O Evangelho deste domingo – Mateus 18, 21-35 – propõe a vivência do perdão. Ele “é necessário, diz Pagola, para conviver de forma saudável: na família, onde o atrito da vida cotidiana pode gerar frequentes tensões e conflitos; na amizade e no amor, onde se deve saber agir ante humilhações, enganos e infidelidades possíveis; em múltiplas situações da vida, nas quais temos de reagir ante agressões, injustiças e abusos. Quem não sabe perdoar pode ficar ferido para sempre”. Mas, e a raiva? É o perdão que faz a raiva – reação saudável de irritação diante de uma ofensa, agressão ou injustiça – não desembocar no ódio, no ressentimento, nem na vingança, planejando a destruição de quem ofendeu, agrediu ou foi injusto. Mas é possível ser uma pessoa reconciliada consigo mesma, capaz de levar vida saudável. Josefina Bakhita é um exemplo. Ainda criança, no Sudão, foi capturada e vendida por mercadores de escravos negros. Conheceu o sofrimento das torturas infligidas aos escravos. Em Veneza, Itália, foi-lhe anunciado Jesus Cristo, a quem ela aderiu pelo batismo, aos 21 anos.  Nela, a experiência do amor de Deus foi maior do que a dor e o medo que marcaram sua vida. Destacam-se nela a perseverança na oração e o amor aos pobres. Morreu em 1947. Seu nome significa “afortunada”. Em Paranaguá existe uma paróquia dedicada a Santa Josefina Bakhita. 

E, para falar sobre gratidão – atitude que nasce daqueles pequenos “obrigado” que uma criança aprende a dizer – quero referir-me ao Padre José Miguel de Oliveira, que neste domingo, dia 13, completará 40 anos de Padre.
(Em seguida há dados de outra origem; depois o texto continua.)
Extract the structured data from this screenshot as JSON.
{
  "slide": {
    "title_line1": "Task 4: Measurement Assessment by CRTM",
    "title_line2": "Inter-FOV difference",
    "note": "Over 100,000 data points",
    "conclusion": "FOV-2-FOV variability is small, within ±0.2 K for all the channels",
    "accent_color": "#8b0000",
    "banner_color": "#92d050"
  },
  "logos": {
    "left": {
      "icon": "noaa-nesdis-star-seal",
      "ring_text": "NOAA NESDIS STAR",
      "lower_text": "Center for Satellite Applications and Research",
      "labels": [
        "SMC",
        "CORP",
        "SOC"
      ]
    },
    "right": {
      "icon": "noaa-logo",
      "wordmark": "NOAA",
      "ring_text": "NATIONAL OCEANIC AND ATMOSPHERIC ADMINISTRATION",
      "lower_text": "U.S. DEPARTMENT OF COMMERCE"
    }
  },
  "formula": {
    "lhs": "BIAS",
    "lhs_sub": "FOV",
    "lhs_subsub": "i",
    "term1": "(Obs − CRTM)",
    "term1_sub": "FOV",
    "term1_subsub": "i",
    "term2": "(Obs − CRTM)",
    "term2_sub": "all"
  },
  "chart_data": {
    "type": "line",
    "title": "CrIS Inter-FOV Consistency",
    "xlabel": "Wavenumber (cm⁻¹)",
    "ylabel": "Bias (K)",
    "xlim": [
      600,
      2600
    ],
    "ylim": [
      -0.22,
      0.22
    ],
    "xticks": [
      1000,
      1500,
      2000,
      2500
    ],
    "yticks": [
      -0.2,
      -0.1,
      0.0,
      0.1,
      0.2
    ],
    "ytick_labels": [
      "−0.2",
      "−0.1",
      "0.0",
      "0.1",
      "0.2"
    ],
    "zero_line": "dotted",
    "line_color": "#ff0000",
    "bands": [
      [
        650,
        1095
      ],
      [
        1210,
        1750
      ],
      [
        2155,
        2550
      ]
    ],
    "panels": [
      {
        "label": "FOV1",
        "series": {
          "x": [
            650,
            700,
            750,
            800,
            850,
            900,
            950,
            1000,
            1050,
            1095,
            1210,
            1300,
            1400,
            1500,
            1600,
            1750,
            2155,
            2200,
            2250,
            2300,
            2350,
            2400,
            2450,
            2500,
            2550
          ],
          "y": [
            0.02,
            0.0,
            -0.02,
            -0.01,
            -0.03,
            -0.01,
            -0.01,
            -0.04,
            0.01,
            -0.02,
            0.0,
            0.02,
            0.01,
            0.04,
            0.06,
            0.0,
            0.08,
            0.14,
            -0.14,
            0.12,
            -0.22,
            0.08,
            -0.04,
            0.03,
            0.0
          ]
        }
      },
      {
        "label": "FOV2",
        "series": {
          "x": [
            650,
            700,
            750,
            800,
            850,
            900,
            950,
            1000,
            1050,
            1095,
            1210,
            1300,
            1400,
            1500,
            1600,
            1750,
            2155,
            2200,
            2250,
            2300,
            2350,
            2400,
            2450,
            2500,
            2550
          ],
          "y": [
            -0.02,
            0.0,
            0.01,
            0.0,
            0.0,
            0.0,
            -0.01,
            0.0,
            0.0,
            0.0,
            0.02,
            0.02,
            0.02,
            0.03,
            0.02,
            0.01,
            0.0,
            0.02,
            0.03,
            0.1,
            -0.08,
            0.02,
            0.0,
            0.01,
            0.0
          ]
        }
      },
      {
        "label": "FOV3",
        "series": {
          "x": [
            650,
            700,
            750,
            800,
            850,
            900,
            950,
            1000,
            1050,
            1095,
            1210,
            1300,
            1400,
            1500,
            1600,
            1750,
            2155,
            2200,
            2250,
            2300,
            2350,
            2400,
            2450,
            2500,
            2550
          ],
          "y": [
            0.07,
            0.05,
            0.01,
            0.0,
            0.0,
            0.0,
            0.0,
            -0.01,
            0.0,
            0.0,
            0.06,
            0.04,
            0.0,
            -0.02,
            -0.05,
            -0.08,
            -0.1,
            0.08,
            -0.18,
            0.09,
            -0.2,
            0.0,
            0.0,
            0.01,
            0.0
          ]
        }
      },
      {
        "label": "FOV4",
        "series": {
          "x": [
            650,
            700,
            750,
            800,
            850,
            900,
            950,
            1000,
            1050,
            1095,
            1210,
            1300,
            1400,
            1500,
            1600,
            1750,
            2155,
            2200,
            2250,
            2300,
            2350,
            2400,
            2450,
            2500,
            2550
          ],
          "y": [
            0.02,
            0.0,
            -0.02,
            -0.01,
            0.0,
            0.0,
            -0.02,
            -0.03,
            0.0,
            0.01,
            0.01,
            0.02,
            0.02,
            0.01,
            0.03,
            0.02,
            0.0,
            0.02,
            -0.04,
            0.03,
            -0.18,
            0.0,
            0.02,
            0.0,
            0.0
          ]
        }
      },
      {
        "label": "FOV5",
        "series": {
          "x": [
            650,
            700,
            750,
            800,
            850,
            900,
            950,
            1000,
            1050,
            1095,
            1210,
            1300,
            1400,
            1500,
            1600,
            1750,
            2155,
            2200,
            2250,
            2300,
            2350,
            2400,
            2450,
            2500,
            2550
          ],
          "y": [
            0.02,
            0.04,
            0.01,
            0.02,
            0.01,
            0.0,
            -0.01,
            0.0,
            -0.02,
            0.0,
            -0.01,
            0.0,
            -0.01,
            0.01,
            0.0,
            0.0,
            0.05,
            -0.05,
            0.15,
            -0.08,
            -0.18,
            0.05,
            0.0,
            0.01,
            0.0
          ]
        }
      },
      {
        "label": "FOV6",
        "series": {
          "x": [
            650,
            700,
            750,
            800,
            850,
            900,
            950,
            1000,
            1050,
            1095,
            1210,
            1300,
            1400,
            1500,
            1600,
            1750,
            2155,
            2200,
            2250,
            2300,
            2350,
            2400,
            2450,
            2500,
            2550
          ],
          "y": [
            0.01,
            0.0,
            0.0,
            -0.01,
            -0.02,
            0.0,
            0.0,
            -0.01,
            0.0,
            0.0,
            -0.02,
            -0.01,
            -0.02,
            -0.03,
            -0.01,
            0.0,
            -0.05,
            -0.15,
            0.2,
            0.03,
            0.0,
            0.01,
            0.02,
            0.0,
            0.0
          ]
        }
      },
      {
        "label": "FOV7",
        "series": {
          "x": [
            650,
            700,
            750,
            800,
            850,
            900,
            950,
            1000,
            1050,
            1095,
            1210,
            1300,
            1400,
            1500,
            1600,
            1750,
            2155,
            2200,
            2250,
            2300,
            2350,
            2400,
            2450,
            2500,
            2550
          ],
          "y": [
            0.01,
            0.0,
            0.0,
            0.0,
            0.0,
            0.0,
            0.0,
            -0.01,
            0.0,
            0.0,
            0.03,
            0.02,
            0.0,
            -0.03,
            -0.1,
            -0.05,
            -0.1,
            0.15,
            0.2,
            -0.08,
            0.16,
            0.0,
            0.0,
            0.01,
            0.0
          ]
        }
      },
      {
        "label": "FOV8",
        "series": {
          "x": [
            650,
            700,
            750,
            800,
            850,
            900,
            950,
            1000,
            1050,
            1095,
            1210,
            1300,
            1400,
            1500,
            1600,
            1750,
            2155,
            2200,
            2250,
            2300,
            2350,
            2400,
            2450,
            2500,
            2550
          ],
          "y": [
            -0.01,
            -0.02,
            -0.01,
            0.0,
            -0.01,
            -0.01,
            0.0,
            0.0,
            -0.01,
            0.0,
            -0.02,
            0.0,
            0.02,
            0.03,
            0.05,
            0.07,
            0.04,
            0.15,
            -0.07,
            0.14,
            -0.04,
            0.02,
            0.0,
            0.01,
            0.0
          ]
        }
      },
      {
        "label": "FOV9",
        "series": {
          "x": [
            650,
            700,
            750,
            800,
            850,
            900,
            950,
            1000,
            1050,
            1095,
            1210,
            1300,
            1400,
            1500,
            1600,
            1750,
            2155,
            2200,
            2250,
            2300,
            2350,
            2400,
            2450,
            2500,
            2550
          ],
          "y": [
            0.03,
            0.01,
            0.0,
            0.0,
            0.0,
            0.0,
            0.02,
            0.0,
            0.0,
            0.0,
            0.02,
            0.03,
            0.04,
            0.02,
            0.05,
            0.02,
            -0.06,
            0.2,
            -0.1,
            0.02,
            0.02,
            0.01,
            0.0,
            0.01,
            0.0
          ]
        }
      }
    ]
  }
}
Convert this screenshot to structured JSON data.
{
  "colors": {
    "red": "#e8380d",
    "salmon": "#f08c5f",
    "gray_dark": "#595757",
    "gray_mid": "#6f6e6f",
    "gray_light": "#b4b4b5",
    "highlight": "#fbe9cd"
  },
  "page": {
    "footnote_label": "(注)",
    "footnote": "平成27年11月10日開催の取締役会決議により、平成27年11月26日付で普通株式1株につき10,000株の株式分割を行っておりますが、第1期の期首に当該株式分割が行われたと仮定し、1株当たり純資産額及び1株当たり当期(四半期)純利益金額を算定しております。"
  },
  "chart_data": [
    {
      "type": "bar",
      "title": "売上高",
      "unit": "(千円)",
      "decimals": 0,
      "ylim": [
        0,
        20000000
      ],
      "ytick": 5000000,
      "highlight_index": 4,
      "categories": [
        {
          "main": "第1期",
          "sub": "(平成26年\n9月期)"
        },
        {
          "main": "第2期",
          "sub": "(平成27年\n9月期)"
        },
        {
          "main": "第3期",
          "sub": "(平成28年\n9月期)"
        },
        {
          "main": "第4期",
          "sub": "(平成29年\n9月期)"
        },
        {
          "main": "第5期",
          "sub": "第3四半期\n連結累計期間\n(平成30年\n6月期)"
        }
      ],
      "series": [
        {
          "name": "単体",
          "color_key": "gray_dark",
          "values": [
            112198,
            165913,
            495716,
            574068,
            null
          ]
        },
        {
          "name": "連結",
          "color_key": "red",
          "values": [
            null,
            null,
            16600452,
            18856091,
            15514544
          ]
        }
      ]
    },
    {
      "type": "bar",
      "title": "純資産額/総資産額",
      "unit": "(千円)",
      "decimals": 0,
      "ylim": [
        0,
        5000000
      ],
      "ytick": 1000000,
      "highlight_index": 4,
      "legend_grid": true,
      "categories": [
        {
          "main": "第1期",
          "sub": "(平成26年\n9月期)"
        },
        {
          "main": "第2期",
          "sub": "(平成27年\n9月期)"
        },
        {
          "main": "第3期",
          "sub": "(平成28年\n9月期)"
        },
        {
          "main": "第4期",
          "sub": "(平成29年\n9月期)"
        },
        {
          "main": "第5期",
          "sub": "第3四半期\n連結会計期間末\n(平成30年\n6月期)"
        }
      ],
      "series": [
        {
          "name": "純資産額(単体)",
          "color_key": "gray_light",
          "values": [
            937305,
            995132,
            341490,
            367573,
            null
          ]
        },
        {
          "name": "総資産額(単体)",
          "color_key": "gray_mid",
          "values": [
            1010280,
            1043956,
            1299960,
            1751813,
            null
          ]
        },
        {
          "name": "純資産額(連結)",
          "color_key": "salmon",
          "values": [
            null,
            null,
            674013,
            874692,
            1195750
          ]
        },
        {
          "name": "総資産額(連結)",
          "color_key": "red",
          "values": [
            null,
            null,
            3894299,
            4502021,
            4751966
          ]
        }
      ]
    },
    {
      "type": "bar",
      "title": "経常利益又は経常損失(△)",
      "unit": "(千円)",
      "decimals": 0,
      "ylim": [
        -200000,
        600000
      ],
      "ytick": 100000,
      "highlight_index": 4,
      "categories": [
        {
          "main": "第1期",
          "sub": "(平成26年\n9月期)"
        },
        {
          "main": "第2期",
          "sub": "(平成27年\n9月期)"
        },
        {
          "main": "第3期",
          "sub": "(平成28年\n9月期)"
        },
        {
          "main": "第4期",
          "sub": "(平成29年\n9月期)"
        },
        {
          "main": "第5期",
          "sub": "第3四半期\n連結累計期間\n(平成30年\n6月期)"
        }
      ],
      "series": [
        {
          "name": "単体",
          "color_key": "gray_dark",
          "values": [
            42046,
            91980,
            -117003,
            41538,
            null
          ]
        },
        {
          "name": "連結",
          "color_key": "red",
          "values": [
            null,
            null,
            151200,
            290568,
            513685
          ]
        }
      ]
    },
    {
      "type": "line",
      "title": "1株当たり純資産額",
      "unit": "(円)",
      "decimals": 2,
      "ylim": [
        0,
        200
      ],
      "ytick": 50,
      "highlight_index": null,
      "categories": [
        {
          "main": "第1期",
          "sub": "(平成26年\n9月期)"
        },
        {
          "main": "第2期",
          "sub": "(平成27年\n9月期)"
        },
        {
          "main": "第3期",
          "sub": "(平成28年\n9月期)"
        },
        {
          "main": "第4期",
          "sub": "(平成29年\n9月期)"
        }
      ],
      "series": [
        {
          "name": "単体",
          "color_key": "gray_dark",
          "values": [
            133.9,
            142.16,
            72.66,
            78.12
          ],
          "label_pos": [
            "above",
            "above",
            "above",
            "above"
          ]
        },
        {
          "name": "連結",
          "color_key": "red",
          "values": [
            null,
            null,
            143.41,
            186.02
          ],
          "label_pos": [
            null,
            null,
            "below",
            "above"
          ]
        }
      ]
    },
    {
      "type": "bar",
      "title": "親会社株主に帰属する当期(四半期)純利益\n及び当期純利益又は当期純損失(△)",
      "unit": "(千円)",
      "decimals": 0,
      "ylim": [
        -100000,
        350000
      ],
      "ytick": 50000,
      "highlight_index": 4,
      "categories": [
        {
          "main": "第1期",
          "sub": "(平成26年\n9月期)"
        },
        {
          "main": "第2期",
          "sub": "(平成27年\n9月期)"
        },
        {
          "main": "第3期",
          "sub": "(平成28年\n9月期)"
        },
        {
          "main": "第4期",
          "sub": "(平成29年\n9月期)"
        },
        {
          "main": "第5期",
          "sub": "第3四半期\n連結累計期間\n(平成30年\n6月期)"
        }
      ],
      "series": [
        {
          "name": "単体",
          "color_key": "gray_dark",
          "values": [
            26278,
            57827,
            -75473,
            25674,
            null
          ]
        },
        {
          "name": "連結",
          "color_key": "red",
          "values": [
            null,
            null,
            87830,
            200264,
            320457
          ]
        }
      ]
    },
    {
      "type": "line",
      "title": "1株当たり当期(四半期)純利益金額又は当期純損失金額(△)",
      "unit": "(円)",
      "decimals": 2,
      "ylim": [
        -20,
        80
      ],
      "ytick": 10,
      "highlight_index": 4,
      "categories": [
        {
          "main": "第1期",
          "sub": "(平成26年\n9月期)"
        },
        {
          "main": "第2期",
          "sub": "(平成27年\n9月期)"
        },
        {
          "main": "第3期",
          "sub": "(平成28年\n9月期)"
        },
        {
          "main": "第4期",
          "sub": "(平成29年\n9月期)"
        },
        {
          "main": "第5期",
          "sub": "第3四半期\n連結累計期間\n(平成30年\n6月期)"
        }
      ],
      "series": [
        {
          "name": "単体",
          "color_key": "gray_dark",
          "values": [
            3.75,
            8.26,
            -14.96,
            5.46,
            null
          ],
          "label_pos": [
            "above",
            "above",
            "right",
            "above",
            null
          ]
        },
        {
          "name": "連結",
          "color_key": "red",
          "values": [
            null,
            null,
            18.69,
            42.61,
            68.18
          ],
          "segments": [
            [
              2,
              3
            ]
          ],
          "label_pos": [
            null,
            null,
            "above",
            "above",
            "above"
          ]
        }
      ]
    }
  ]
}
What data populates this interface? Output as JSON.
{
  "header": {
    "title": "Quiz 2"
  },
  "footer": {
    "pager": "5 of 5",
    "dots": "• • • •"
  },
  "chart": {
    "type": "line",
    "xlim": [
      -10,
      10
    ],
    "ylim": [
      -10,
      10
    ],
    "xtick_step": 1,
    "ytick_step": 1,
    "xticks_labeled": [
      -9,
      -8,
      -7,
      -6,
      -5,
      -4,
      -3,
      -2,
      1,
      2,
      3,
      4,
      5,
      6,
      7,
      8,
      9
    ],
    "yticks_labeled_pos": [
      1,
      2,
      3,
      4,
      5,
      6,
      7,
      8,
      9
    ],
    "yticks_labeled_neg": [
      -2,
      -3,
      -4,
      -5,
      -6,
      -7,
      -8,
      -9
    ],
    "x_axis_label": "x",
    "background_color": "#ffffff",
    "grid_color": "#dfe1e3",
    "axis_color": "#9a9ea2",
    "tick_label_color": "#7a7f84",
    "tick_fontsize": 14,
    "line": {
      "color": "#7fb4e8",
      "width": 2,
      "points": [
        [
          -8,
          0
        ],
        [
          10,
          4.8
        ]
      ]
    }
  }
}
A simplicidade, o espírito de serviço e o amor ao estudo da Bíblia marcaram sua vida e, por isso, a vida das pessoas que o conheceram e a da Diocese de Paranaguá, conquistando-lhe muitos amigos. Agradecidos, celebraremos com ele a missa das 19h, na Catedral. Em respeito às restrições desse tempo de pandemia, para que mais pessoas possam unir-se a ele, a missa será transmitida on-line. Parabéns ao nosso querido Padre José.

Enfim, que tal assumir (ou reassumir) esse estilo de vida saudável? Reeducação alimentar, prática de exercícios físicos, boas leituras e boas músicas e, claro, o cultivo de um coração que saiba perdoar e agradecer integrarão esse estilo de vida. Poderá ser uma adesão concreta ao cuidado com a vida, que “setembro amarelo” propõe.